The Vulntology

The Vulntology aims to describe a more effective and efficient methodology for characterizing vulnerabilities found in various forms of software and hardware implementations. Improving vulnerability management process support across the board, including but not limited to information technology systems, industrial control systems or medical devices. The primary goals of the described methodology are to standardize the description of vulnerabilities through structured characterization formatting, enable automation of derived data points such as the Common Vulnerability Scoring System (CVSS), establish a baseline of the minimum information needed to properly inform the vulnerability management process, and facilitate the sharing of vulnerability information across language barriers.

Introduction

When two or more groups share information, a common vocabulary is critical for success. The cybersecurity landscape is relatively new and therefore is still in its infancy in developing these shared vocabularies. The framework described by this project is a fundamental building block in developing that shared understanding for vulnerabilities among cybersecurity professionals. For the purposes of this project a vulnerability is defined as any weakness in the computational logic found in products or devices that could be exploited by a threat source NISTIR 7298.

The vulnerability management process consists of identifying whether an organization has endpoints containing the vulnerability, determining the exposure of the vulnerability within the organization and evaluating the impact of successful exploitation of a vulnerability within the context of the organization.
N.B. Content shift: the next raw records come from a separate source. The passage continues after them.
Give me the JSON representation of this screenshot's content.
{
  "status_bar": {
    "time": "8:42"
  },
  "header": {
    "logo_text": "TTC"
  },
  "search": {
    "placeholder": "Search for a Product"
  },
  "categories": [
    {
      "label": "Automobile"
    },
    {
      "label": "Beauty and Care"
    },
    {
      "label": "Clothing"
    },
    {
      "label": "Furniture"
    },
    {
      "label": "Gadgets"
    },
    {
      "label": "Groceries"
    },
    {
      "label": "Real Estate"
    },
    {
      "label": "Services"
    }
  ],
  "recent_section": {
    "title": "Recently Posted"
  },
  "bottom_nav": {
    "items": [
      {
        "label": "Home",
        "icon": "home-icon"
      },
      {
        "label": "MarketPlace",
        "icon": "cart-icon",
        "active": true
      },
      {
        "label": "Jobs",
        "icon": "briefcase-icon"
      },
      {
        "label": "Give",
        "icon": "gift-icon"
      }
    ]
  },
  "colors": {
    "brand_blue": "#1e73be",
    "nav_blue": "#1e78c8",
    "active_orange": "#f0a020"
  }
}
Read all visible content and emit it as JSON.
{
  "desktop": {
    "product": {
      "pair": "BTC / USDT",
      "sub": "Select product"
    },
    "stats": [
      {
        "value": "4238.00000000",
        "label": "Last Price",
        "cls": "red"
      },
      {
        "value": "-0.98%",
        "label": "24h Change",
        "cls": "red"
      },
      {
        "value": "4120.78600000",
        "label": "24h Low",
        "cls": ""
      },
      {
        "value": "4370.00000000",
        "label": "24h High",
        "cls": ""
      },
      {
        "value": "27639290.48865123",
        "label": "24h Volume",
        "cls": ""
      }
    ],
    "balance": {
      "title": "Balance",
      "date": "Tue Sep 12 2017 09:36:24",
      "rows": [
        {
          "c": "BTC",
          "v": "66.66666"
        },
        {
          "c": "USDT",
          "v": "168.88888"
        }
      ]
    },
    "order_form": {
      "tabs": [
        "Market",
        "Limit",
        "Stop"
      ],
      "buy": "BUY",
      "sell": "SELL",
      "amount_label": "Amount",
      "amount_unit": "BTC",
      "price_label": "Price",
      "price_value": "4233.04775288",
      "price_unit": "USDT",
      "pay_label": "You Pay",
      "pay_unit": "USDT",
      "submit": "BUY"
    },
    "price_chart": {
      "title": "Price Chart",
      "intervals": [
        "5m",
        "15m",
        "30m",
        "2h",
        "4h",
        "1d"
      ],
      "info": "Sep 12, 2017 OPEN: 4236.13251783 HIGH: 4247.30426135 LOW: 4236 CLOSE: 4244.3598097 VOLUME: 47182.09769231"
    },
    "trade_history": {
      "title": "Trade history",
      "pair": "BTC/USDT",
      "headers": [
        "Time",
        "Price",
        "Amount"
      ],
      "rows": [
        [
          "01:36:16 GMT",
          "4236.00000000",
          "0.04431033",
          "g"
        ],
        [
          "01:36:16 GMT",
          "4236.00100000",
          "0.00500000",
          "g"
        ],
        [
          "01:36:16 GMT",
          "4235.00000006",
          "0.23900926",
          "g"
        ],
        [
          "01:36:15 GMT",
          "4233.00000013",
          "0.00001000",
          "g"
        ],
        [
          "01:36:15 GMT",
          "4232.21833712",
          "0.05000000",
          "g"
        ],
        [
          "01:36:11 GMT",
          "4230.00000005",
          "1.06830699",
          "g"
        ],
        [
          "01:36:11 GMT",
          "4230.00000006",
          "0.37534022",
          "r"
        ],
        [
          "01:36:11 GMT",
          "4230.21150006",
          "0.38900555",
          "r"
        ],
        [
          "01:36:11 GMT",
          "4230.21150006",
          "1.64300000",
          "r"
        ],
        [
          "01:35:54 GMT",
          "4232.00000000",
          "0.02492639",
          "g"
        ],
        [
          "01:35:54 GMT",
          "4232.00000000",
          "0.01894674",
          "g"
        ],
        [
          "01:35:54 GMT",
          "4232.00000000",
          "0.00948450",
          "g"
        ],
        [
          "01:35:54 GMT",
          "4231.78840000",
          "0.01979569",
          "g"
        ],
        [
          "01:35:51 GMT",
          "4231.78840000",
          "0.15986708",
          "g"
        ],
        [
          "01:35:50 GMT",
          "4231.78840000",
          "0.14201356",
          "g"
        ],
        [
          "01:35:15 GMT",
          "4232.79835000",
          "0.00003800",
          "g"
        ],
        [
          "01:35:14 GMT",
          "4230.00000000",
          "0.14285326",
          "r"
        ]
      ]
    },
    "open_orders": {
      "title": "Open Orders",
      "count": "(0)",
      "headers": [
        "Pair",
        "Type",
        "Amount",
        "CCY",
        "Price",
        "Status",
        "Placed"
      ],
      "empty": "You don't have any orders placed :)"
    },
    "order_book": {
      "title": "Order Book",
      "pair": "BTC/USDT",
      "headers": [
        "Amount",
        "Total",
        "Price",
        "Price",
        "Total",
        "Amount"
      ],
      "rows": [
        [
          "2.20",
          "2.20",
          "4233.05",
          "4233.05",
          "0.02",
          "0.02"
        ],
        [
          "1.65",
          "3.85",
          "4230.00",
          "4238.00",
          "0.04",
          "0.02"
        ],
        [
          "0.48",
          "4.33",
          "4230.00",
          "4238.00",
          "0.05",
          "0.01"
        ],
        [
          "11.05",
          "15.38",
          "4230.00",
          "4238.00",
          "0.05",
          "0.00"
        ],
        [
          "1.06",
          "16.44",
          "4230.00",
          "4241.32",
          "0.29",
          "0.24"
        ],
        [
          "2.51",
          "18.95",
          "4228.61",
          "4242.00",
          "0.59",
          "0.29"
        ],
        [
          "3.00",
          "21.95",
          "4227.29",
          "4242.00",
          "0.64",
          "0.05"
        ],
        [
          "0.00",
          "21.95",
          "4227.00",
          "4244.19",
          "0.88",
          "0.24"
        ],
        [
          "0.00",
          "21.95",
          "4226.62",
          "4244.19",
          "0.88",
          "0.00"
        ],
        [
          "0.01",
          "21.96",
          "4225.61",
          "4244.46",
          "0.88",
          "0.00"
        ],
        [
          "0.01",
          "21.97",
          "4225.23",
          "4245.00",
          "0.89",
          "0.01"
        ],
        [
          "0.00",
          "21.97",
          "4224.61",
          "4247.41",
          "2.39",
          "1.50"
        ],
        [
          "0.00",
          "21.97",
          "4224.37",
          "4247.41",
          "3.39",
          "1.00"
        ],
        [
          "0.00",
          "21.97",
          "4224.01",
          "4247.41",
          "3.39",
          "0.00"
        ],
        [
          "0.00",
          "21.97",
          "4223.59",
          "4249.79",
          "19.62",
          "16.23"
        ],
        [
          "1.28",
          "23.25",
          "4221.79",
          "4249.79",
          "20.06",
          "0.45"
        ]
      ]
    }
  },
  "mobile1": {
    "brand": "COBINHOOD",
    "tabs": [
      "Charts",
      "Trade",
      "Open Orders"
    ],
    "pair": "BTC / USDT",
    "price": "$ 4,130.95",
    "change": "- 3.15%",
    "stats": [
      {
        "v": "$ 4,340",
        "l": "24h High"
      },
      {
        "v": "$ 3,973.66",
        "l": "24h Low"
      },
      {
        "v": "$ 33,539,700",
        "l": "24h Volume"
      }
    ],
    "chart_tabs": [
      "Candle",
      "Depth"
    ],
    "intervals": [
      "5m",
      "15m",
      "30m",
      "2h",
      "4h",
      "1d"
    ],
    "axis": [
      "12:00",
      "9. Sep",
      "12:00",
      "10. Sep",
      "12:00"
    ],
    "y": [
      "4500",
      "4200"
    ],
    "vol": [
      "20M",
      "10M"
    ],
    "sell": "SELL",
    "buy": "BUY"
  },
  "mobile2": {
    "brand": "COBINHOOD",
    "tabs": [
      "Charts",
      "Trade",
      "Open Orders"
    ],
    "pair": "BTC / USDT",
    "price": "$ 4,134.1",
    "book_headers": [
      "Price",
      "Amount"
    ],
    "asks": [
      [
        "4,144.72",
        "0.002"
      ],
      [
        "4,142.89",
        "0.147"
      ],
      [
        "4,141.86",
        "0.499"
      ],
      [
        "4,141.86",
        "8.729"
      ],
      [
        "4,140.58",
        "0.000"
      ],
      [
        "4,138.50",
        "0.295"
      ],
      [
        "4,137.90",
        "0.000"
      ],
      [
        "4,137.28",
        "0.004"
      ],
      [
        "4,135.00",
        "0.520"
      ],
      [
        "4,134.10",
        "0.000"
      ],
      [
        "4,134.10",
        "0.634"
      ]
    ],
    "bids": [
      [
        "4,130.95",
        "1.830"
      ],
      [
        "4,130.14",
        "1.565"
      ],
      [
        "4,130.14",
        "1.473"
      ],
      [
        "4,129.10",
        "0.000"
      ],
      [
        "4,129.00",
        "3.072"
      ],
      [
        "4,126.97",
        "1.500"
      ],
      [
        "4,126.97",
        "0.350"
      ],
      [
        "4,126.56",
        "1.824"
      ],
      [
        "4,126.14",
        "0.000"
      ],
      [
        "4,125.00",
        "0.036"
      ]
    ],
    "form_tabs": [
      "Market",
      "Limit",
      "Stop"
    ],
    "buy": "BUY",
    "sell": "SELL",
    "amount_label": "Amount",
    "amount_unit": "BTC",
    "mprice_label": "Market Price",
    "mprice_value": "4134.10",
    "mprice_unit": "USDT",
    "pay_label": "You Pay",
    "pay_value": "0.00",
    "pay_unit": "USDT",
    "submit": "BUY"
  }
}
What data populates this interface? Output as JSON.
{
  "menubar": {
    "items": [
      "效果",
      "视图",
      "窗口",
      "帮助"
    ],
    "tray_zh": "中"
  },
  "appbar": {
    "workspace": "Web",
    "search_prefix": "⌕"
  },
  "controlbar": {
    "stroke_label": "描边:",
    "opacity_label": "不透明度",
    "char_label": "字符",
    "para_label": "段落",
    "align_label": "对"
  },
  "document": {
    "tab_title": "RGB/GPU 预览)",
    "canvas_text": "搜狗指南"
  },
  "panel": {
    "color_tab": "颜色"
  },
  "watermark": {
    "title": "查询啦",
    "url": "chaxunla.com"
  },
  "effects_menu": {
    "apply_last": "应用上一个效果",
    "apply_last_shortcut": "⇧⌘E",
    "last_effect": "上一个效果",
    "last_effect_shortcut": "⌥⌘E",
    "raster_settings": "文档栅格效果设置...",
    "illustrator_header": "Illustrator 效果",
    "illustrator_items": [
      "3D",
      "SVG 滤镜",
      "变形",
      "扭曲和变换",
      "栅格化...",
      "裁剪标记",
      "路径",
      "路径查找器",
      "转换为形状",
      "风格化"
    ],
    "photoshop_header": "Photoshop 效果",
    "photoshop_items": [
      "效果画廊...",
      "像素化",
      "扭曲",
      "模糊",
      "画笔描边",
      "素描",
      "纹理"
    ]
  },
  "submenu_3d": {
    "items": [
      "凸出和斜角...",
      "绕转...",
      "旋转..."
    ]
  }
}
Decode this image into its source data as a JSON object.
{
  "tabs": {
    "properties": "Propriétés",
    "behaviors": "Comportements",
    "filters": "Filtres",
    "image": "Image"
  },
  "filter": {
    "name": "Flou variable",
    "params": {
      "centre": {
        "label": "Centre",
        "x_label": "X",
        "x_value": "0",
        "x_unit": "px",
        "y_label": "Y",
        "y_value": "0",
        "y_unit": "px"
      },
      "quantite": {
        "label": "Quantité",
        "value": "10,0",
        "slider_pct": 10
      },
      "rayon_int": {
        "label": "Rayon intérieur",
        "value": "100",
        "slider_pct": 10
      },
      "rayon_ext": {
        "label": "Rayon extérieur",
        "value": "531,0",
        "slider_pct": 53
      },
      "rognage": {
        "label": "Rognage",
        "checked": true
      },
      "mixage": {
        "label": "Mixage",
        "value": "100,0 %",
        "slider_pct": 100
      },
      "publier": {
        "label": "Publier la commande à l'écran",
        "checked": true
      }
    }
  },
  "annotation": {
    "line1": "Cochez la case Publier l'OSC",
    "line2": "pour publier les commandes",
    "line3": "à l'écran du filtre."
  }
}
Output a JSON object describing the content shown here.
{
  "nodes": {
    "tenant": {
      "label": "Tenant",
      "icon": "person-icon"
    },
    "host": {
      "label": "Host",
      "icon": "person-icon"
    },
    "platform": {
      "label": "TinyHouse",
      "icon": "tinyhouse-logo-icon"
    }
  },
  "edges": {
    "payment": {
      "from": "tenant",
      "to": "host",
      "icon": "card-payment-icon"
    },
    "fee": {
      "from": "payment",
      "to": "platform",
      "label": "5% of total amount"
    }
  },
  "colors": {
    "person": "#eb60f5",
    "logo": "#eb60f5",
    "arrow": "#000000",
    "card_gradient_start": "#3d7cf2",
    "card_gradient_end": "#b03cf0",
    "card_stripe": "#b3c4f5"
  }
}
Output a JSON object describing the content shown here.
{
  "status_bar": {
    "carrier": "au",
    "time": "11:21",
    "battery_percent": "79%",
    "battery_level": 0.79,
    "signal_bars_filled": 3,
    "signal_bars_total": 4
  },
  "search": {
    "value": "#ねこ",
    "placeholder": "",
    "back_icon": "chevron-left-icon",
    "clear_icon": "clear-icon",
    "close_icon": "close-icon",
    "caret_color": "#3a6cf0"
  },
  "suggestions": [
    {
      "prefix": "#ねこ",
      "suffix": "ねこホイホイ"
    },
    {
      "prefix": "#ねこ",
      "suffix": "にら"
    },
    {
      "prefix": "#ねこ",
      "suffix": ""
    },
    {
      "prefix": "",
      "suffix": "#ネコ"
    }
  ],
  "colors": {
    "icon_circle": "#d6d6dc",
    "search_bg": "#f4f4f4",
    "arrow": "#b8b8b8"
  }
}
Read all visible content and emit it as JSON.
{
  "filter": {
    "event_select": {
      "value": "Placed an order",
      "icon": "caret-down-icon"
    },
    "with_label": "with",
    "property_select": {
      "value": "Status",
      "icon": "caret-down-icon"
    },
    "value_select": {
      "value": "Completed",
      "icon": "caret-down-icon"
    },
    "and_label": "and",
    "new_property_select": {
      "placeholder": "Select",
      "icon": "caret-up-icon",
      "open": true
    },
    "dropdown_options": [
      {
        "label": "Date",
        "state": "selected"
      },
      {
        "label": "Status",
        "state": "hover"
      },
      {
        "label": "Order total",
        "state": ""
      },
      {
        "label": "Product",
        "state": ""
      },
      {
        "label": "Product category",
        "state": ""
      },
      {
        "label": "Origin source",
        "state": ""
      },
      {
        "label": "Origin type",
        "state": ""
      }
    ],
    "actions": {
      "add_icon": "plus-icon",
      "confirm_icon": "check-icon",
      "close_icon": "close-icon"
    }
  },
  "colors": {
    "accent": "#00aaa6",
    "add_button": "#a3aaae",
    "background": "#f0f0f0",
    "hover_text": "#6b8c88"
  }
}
An organization must determine whether the exposure and impact of a specific vulnerability warrants a response and prioritize that response among other critical activities. Organizations then need to make a similar decision for each vulnerability. The analysis needed to inform the prioritization is currently a time-consuming, manual process and is often based on reading security bulletins and vendor advisories which sometimes provide incomplete or conflicting information.

This project defines a framework that improves upon this manual process by supplying a structured format to describe vulnerabilities. Consumers of vulnerability information will be able use the vocabulary described in this framework to identify missing data points and encourage more complete and accurate vulnerability descriptions from their providers. More complete and accurate descriptions will better facilitate the vulnerability management process for organizations.

In addition to those responsible for an organization’s vulnerability management function, other stakeholders include:

  • Security Researchers: who need to share and disclose vulnerability information to vendors

  • Software Publishers: who need to share and disclose vulnerability information to their customers

  • Vulnerability Coordinators: who need to share and disclose vulnerability information to software publishers and to users of the affected software

  • Vulnerability Information Services: that need to provide vulnerability information to the consumers of their data, often performing additional analysis which can assist in the prioritization of vulnerabilities for organizations

All of these stakeholders need a common language to describe and characterize vulnerabilities as well as a way to express what information is needed to perform their activities. The framework in this project provides this common language, structure, and facilitates a way for stakeholders to identify desirable information.

High Level View

A high level illustration that depicts the core differences between what is generally understood as the current model for a vulnerability and what this project proposes as enhancements to that model. While at first glance it may appear that we are taking a relatively simple system and proposing one that is far more complex, we believe that the complexity exists within both systems. However, the consumer of the information is responsible for digesting the complexity in the current model. Whilst the Vulntology model displays the complexity up front in a structured manner for provisioning of information by those closest to the source information.

The color coding associated to each box is intended to display how each of the previous concepts intertwine with the enhanced representation the Vulntology model represents.

  • Green represents new data points typically not captured.
  • Blue represents data points captured in both models that have little difference.
  • Yellow, Orange, Red and Purple all represent information relative to their respective boxes within the current model.